Prospecções equivocadas: Por que erramos mais nas previsões? – Uma Coluna de Ingo Plöger (Português)

Se já era difícil realizar previsões antes da pandemia, parece que as prospecções pós-pandemia são muito piores. Não é um hábito muito comum para quem realiza projeções futuras realizar uma autocrítica, revendo criticamente as suas projeções. As projeções realizadas no início e durante a pandemia, anteviam uma redução gigantesca do crescimento mundial e uma recuperação bem mais lenta. O que se constata é que houve, sim, uma redução da atividade econômica forte, porém não desastrosa e uma recuperação muito mais vigorosa de 5,9% maior do que prevista 1). Embora estejamos entrando em um ano em que a pandemia se converterá em uma endemia, vários aspectos ainda não foram previstos nem solucionados. Cito a inflação mundial e regional, a disrupção das cadeias produtivas globais, o endividamento dos países e o aumento das desigualdades. Como ator ativo por muitas décadas de cenários e prospecções, me coloco no centro da autocrítica para identificar alguns erros que continuamente cometemos neste exercício:

  1. Circunstância do observador: o observador de cenários está em um país e em uma circunstância que não necessariamente é a realidade generalizada. Parte de pressupostos de realidades percebidas ao seu redor. A dificuldade empática de não generalizar a sua situação com o macro é muito comum, depende do desprendimento do autor de sua realidade percebida.
  1. Paralisia do mindset: no primeiro momento da crise ou do impacto, a reação defensiva do autor é pensar como sempre fez em suas opções futuras. A pessoa utiliza do ferramental para entender a circunstância, como sempre fez, e tirar conclusões em cima delas, até porque não tem errado muito com elas até então. Mas nunca esta geração passou por uma pandemia, e certamente, as circunstâncias foram diferentes.
  1. Verdades absolutas: são teses que repetidas tantas vezes se tornam paradigmas indiscutíveis. Muitos dos indicadores de medição comparativa foram idealizados por entidades cujos propósitos são definidos por sua atuação específica. Assim um World Economic Fórum mede todos os países da mesma forma, por ele entender que todos devem ser tratados de maneira iguais, ou o FMI mede economias por critérios de sustentabilidade, em função de seu propósito de correção e ajuda, ou a UNCTAD mede investimentos e produtividades monetizando critérios quantitativos, que levam a grandes equívocos, se não forem interpretados na sua circunstância.
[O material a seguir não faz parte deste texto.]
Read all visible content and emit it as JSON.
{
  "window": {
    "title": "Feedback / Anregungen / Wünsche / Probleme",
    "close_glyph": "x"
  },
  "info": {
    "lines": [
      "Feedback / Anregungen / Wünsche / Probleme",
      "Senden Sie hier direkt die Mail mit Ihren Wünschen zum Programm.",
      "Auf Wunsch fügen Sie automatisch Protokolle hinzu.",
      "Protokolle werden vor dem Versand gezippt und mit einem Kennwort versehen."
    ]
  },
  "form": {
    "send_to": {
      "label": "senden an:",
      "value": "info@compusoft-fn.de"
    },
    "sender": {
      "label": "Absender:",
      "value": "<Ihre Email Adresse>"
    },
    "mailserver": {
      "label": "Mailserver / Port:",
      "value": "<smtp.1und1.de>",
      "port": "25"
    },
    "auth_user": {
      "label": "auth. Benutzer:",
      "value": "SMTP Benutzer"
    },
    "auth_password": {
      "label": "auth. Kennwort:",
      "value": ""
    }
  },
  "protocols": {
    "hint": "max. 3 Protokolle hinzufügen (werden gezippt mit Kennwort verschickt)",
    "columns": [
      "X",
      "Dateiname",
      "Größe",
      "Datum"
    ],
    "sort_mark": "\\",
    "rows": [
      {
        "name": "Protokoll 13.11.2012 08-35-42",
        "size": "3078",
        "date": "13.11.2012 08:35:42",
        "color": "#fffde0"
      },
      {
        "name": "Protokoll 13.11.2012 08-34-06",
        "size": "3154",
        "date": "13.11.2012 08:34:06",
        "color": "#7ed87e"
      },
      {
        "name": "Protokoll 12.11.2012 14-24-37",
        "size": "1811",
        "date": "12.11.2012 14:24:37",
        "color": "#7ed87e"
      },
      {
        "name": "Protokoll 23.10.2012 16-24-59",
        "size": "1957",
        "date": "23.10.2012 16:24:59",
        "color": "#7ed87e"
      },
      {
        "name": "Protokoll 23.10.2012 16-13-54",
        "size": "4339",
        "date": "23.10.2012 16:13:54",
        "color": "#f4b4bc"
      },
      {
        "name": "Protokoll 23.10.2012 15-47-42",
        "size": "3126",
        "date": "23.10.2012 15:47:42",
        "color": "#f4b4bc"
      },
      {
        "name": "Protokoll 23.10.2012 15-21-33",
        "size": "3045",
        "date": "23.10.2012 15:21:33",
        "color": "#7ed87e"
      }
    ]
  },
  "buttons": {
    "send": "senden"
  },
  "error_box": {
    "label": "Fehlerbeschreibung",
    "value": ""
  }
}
E assim são repetidos por muitos e muitas vezes. Repare como um exemplo, o índice de abertura econômica de um país pelo WEF, que divide a importação exportação pelo PIB. E aí compara Singapura com EUA, claro Singapura seria a mais aberta das economias e os EUA está no meio de todos os países, sendo um país considerado fechado! É claro que aqui se confundem as cadeias produtivas longas dos EUA onde o denominador é grande.
  1. VUCA: volatilidade, incertezas, complexidades e ambiguidades levam a incertezas que deveriam ser guias a serem seriamente observados, partindo de sinais fracos que se fortalecem no tempo, como um ciclone, e impactam fortemente desenvolvimentos. Eles só são reconhecidos quando todos já constataram o efeito e a velocidade de reação não é mais capaz de oferecer salvaguardas. VUCA é mencionada, mas não sistematicamente seguida, e muito menos analisada.
  1. Medidas ineficazes: sintomas podem ser iguais, mas as causas profundamente distintas. É muito mais fácil identificar sintomas do que causas, e prognosticar medidas que até então deram certo. Mas esta garantia não é mais assegurada. O melhor exemplo é a inflação mundial, após um brutal monetary easing, porém atrelado com um choque de oferta, esta inflação é de oferta e não de demanda. Inflação se combate com juros, esta é a regra geral, porém quando o petróleo dobra de preço, não é o juro que vai derrubá-lo, isto já vimos passar em 1972. Sintomas são iguais, mas as causas são
  1. Novos indicadores: quando o Protocolo de Kyoto fracassou, surgiu o ESG um novo indicador badalado por todos. Para o E temos centenas de indicadores, para o S muito poucos e para o G quase nenhum. Então, para se ter um equilíbrio entre os fatores sustentáveis, novos indicadores se fazem necessários e comumente aceitos. Até então o bem estar de um povo é medido pelo PIB/per capita, e sabemos quão frágil é este indicador, mesmo atrelado ao GINI. Talvez os indicadores da indignação sejam novos e motivadores, como pobreza absoluta, fome e miséria, que levados à inserção econômica poderiam ser drivers de crescimento. Tecnologias Sociais poderiam ser os pressupostos para a qualidade de governança ao melhorar a situação dos menos favorecidos, reduzir custos de governos e aumentar o bem estar.
  1. Seguir correntes: quanto mais se vê difundida uma opinião seguida por muitos, menos arriscado é ter uma opinião diferente e ser contestado. Infelizmente esta é uma prática humana, não só dos que fazem prospecções, mas dos que opinam. Seguir correntes de pensamento é uma coisa, perder o senso crítico é outra. O que menos se observa nas circunstâncias atuais é um senso crítico construtivo de entendimento das diversidades e do VUCA. É claro que não é fácil, mas vale a pena pesquisar as causas para a reflexão dos efeitos. O trabalho virtual aumentou a produtividade, correto, mas nas escolas o índice de retenção e aprendizado caiu. Então o que foi bom para um não é para outro.
  1. Ser pessimista é mais seguro: esta é no mínimo uma verdade para economistas de instituições financeiras, porque, afinal, eles compram o risco, e no mínimo o preço tem que ser justo a um risco maior. Mas brincadeira à parte, quando o pessimista erra, ele tem uma desculpa que é melhor prevenir do que remediar. Já o otimista assume um risco de ver as oportunidades que nem sempre se realizam como ele quer. Hoje todos pedem nas empresas uma matriz de risco, me pergunto porque também não pedem adicionalmente uma matriz de oportunidades? Porque criticar é mais tranquilo do que construir. Porém o pessimista inibe a criatividade e o empreendedorismo, e ao final, a evolução do desenvolvimento sustentável 2).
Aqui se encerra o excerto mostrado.